Q and A with James Rickards
By Robert Stowe England
James G. Rickards is a lawyer, economist and investment banker with 35 years of experience in capital markets on Wall Street. His new book The Death of Money, published by the Penguin Group, is a New York Times bestseller. His first book, Currency Wars, published in 2011, and was also a Times bestseller. In his new book, he explores further the consequences of the weak dollar policy pursued by the Federal Reserve Bank, coupled with the huge run up in deficits and debt by the United States, and the failure of Congress and the Obama Administration to devise policies that would spur faster economic growth. Rickards is a portfolio manager at West Shore Group, LLC, Haddonfield, N.J., an investment fund set up in 2013, and an adviser on international economics and financial threats to the Department of Defense and the U.S. intelligence community. He gained first-hand experience on the front lines of a financial crisis as counsel for the hedge fund Long-Term Capital Management, when he was principal negotiator in the 1998 bailout of the fund by the Federal Reserve Bank of New York.
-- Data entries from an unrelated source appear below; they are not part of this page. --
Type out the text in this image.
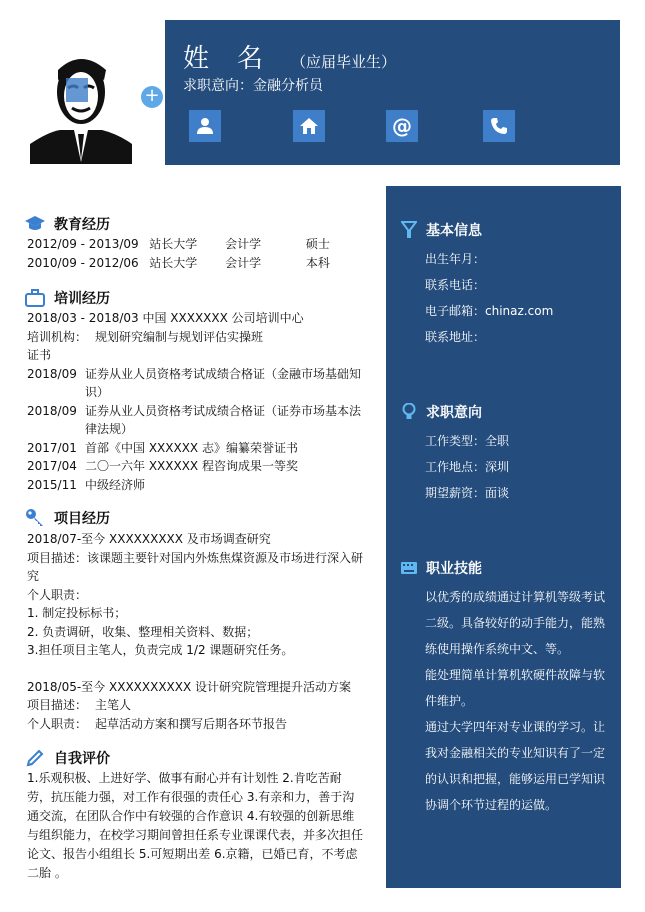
+
姓名（应届毕业生）
求职意向：金融分析员
@
教育经历
2012/09 - 2013/09 站长大学	会计学	硕士
2010/09 - 2012/06 站长大学	会计学	本科
培训经历
2018/03 - 2018/03 中国 XXXXXXX 公司培训中心
培训机构： 规划研究编制与规划评估实操班
证书
2018/09 证券从业人员资格考试成绩合格证（金融市场基础知识）
2018/09 证券从业人员资格考试成绩合格证（证券市场基本法律法规）
2017/01 首部《中国 XXXXXX 志》编纂荣誉证书
2017/04 二〇一六年 XXXXXX 程咨询成果一等奖
2015/11 中级经济师
项目经历
2018/07-至今 XXXXXXXXX 及市场调查研究
项目描述：该课题主要针对国内外炼焦煤资源及市场进行深入研究
个人职责：
1. 制定投标标书；
2. 负责调研，收集、整理相关资料、数据；
3.担任项目主笔人，负责完成 1/2 课题研究任务。
2018/05-至今 XXXXXXXXXX 设计研究院管理提升活动方案
项目描述： 主笔人
个人职责： 起草活动方案和撰写后期各环节报告
自我评价
1.乐观积极、上进好学、做事有耐心并有计划性 2.肯吃苦耐劳，抗压能力强，对工作有很强的责任心 3.有亲和力，善于沟通交流，在团队合作中有较强的合作意识 4.有较强的创新思维与组织能力，在校学习期间曾担任系专业课课代表，并多次担任论文、报告小组组长 5.可短期出差 6.京籍，已婚已育，不考虑二胎 。
基本信息
出生年月：
联系电话：
电子邮箱：chinaz.com
联系地址：
求职意向
工作类型：全职
工作地点：深圳
期望薪资：面谈
职业技能
以优秀的成绩通过计算机等级考试二级。具备较好的动手能力，能熟练使用操作系统中文、等。
能处理简单计算机软硬件故障与软件维护。
通过大学四年对专业课的学习。让我对金融相关的专业知识有了一定的认识和把握，能够运用已学知识协调个环节过程的运做。
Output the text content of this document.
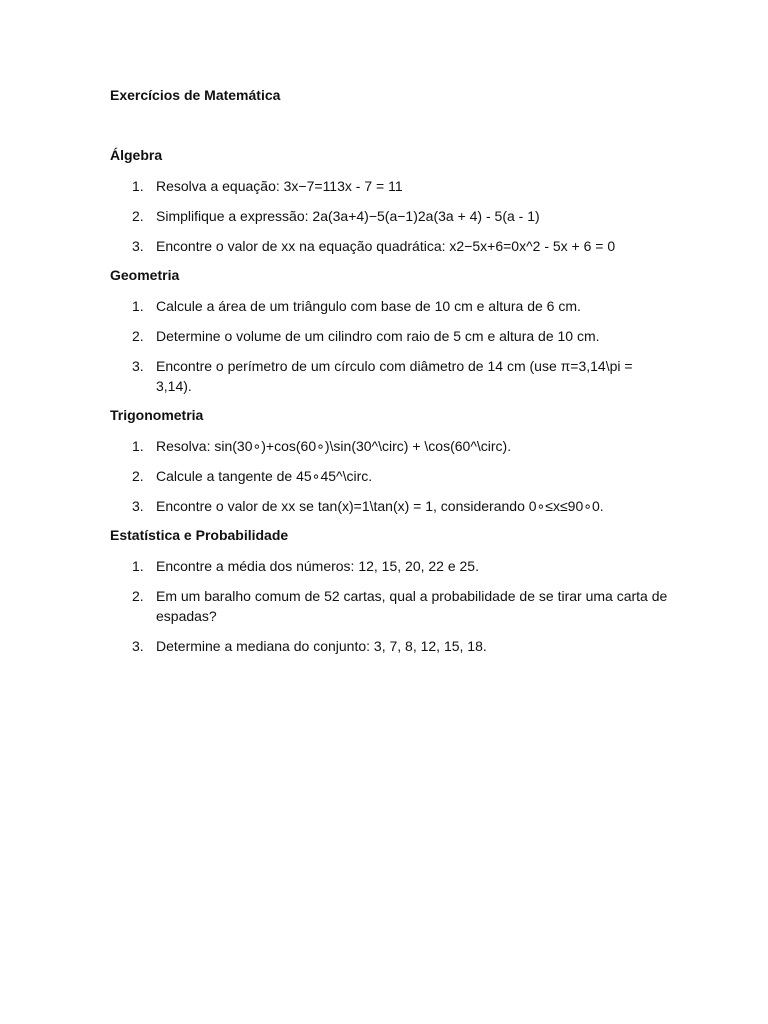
Exercícios de Matemática
Álgebra
1. Resolva a equação: 3x−7=113x - 7 = 11
2. Simplifique a expressão: 2a(3a+4)−5(a−1)2a(3a + 4) - 5(a - 1)
3. Encontre o valor de xx na equação quadrática: x2−5x+6=0x^2 - 5x + 6 = 0
Geometria
1. Calcule a área de um triângulo com base de 10 cm e altura de 6 cm.
2. Determine o volume de um cilindro com raio de 5 cm e altura de 10 cm.
3. Encontre o perímetro de um círculo com diâmetro de 14 cm (use π=3,14\pi = 3,14).
Trigonometria
1. Resolva: sin(30∘)+cos(60∘)\sin(30^\circ) + \cos(60^\circ).
2. Calcule a tangente de 45∘45^\circ.
3. Encontre o valor de xx se tan(x)=1\tan(x) = 1, considerando 0∘≤x≤90∘0.
Estatística e Probabilidade
1. Encontre a média dos números: 12, 15, 20, 22 e 25.
2. Em um baralho comum de 52 cartas, qual a probabilidade de se tirar uma carta de espadas?
3. Determine a mediana do conjunto: 3, 7, 8, 12, 15, 18.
Q: Now, looking at the scenarios you point out in Chapter 11 [“Maelstrom”], it appears that most likely candidate to become the centerpiece and central reserve for a new international monetary system if the dollar collapses is something called Special Drawing Rights or SDRs issued by the International Monetary Fund is the. Would the SDR be backed by gold?
Rickards: I don’t think they want it to be backed by gold. I don’t think there’s a central banker in the world who wants gold-backed money. But, the point I make is that they may have to. They may have no choice. If people have lost confidence in paper money, such as the dollar, why should they have any more confidence in the paper SDRs?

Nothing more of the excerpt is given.